On any given day, about 140 people are taken to hospital emergency rooms in Nevada for a mental evaluation. Only about half of them have problems — psychiatric or physical — requiring inpatient care, but they often linger for days, clogging access to vital services for others in need, a state panel was told Wednesday.

That and other statistics provided a sobering snapshot of Nevada’s mental health system that has come under criticism in recent months amid allegations that patients from a state psychiatric hospital in Las Vegas were bused out of state.

Gov. Brian Sandoval created the 18-member Behavioral Health and Wellness Council by executive order in December. The council, led by forensic psychologist Dr. Joel Dvoskin, includes members of law enforcement, judges, legislators, mental health and budget experts. They are tasked with assessing Nevada’s mental health system and recommending improvements.
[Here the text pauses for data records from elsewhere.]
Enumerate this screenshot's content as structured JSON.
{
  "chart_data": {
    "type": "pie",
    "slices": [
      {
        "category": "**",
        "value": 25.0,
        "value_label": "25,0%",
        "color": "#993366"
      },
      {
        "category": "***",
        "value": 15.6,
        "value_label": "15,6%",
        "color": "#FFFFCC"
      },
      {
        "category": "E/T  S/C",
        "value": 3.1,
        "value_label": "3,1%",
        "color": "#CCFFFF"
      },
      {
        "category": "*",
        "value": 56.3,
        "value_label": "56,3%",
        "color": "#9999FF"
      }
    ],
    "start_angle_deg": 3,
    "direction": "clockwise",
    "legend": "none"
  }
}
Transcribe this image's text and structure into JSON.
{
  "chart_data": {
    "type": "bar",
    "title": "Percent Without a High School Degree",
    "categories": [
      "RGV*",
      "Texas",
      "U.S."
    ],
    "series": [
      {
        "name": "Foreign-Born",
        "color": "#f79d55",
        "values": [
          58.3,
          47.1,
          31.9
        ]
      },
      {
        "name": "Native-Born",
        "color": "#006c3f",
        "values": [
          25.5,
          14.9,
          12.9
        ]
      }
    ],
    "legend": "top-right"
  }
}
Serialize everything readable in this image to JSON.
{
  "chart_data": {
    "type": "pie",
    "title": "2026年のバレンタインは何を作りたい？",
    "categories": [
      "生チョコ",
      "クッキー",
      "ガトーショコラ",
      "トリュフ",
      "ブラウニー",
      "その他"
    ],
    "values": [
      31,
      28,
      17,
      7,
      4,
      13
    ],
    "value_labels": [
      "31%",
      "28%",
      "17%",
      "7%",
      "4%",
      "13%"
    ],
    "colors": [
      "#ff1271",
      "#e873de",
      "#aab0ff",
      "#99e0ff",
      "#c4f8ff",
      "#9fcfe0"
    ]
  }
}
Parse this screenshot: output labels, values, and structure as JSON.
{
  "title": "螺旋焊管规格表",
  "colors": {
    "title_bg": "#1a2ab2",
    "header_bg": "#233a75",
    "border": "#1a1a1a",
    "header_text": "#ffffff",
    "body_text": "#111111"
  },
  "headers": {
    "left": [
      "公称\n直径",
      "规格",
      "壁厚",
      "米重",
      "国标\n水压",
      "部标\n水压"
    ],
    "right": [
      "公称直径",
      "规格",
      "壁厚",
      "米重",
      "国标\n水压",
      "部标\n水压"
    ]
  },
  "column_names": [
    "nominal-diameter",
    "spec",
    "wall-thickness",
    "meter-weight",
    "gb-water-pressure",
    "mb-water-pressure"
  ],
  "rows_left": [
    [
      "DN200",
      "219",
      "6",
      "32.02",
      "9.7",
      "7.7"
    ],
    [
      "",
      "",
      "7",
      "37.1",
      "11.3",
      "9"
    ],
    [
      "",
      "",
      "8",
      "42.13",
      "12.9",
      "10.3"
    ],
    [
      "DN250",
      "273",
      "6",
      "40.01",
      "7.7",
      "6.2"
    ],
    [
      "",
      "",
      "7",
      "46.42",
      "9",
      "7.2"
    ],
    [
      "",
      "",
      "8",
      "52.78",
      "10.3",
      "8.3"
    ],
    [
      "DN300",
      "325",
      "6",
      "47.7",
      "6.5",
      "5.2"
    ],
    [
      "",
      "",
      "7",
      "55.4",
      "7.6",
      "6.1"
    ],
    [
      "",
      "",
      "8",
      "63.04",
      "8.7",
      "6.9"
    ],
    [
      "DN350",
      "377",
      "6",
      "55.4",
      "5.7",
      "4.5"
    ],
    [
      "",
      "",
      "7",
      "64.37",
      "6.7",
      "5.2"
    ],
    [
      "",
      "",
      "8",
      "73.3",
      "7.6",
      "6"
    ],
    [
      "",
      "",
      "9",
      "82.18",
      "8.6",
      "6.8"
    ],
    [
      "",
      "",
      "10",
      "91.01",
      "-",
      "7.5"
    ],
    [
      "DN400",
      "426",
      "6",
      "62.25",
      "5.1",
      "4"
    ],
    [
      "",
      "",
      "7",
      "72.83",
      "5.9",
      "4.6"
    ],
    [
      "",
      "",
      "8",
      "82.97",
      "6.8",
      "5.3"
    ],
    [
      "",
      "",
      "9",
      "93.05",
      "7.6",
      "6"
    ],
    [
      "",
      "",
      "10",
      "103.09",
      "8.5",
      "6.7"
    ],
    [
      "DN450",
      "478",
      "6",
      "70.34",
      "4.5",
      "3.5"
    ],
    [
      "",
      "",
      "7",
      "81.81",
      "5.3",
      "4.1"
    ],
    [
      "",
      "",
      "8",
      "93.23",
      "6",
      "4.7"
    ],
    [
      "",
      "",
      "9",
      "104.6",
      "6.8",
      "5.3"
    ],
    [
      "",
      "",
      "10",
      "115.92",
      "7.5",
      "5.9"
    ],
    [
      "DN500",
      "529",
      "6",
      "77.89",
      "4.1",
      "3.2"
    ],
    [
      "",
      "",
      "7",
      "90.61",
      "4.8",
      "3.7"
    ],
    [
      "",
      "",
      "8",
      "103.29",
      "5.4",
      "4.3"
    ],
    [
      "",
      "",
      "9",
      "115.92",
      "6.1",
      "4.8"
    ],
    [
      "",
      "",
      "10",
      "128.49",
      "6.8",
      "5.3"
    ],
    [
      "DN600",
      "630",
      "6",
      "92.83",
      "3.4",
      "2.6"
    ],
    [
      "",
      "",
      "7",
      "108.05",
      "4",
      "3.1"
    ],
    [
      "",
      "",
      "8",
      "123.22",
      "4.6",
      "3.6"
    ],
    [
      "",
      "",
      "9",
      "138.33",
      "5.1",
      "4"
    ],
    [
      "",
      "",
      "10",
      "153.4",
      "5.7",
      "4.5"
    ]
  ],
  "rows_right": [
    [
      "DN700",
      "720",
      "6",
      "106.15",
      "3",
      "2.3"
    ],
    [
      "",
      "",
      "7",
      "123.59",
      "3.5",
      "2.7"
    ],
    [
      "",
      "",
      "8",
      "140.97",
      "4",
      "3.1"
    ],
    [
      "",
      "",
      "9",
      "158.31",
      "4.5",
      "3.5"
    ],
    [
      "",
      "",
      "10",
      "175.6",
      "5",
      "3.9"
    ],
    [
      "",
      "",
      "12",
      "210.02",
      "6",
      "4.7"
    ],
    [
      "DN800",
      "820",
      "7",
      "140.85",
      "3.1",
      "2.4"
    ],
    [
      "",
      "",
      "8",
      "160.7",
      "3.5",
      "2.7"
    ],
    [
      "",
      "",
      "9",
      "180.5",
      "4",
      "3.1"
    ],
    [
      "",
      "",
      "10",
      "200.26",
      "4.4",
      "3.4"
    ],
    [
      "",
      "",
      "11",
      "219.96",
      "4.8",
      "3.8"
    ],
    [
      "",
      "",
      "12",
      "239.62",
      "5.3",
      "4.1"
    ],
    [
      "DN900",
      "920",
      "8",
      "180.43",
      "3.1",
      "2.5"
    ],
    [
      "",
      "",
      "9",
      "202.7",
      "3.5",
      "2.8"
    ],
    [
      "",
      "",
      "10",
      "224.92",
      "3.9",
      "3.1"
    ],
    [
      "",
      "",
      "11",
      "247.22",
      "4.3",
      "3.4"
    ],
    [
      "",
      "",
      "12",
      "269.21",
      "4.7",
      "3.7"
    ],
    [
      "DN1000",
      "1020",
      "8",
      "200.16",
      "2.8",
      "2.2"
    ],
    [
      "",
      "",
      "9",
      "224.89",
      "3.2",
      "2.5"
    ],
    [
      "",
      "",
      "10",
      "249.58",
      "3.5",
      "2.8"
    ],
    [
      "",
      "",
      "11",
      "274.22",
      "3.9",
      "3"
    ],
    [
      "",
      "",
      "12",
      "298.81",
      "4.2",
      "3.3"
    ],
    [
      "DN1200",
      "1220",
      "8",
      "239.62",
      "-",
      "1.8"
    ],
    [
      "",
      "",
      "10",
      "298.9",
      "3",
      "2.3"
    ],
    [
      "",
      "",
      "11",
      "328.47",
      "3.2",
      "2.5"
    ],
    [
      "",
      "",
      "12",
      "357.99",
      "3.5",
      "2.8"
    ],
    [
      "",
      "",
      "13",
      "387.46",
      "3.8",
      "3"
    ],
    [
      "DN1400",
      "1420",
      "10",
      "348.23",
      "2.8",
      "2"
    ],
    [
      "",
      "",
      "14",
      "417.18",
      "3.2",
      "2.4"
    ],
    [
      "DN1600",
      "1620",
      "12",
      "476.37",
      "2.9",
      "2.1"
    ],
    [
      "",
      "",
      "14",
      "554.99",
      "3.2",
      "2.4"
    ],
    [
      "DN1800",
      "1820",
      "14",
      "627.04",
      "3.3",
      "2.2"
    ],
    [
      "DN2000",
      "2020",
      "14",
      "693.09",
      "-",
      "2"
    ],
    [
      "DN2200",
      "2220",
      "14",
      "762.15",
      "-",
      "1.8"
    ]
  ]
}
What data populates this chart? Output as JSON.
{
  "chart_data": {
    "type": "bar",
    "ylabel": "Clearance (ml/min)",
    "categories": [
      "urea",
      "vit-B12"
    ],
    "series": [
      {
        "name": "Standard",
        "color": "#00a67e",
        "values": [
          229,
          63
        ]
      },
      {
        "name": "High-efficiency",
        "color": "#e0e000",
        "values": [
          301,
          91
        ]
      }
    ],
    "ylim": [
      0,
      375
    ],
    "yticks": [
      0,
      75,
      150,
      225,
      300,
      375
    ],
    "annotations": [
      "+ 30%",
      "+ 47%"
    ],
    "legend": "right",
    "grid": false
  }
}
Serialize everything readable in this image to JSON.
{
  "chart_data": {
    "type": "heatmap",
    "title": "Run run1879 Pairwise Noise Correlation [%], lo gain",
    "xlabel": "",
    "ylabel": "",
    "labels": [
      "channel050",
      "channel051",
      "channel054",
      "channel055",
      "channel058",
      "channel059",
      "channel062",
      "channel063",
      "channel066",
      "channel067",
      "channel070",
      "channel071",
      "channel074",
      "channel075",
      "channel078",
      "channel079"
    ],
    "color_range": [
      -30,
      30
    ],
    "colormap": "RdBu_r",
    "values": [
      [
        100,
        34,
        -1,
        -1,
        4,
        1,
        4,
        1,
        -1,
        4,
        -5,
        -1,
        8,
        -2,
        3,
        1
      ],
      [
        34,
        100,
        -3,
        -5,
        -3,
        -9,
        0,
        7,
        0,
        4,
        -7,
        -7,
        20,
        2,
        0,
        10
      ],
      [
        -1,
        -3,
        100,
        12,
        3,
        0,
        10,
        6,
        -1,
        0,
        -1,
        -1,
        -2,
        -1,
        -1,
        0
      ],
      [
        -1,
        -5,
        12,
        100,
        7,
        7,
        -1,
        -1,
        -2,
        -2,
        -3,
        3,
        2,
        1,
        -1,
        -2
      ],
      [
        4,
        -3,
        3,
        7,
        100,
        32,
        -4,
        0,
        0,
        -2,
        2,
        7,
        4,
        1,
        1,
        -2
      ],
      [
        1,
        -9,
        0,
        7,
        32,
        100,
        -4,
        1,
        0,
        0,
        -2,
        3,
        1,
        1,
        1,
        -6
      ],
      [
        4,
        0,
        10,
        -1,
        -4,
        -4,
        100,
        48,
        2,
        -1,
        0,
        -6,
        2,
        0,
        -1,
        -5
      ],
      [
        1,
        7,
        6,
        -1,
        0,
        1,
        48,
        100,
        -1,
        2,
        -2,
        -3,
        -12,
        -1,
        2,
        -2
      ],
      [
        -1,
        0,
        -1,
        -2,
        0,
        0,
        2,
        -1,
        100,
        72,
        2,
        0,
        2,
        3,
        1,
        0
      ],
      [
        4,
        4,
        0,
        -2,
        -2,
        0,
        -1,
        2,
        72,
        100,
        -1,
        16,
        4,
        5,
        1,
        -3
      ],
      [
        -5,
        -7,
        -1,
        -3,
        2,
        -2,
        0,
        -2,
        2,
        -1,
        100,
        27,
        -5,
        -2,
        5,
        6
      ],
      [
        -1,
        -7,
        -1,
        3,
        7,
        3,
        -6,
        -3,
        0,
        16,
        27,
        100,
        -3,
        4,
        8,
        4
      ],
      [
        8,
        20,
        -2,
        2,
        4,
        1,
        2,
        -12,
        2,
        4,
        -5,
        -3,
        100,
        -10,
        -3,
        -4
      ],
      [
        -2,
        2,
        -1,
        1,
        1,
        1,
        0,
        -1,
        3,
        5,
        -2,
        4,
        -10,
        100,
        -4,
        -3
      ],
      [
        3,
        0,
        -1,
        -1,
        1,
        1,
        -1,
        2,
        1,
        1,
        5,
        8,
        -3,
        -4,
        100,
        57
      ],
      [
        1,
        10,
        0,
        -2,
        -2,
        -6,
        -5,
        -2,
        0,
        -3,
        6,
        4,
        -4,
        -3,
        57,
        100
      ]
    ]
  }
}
Problems are especially acute in southern Nevada, where the Clark County jail is where most people are identified as having mental illness.

“We have a huge population in our jails,” said Dr. Tracey Green, state health officer.

The Clark County Detention Center is the state’s largest mental health unit, with 300 beds.

Three times as many people with serious mental illness are incarcerated than receiving hospital-based treatment, Green said, and over the last 30 years the number of inmates with serious mental health problems has tripled.

In 2011, more than 55,000 inmates at the Clark County Detention Center had a history of mental illness. The panel was also told that of those with multiple mental health admissions and detentions, 87 percent were charged with trespass.

Gaps identified in the system are many: not enough of doctors, nurses, social workers and others on the front lines; insufficient coordination; not enough psychiatric beds; lack of housing; hassles with Medicaid reimbursements; and above all, funding.

“It’s about money. It’s about money in multiple ways,” said Mike Willden, director of the Department of Health and Human Services.

Lawmakers last year approved $342 million for behavioral health in the current two-year budget cycle, $21 million more than actual expenditures in the last biennium.

But the state’s spending on mental health suffered big cuts during the recession, when $15 million was slashed from a budget of $116 million in 2009 for Southern Nevada Mental Health Services alone.

In 2013, the southern Nevada agency had an approved budget of $87.5 million.

Willden said state spending does not take into account behavioral health costs paid for by Medicaid.

Those expenditures totaled $259 million in 2013, more than double the $105 million in 2007.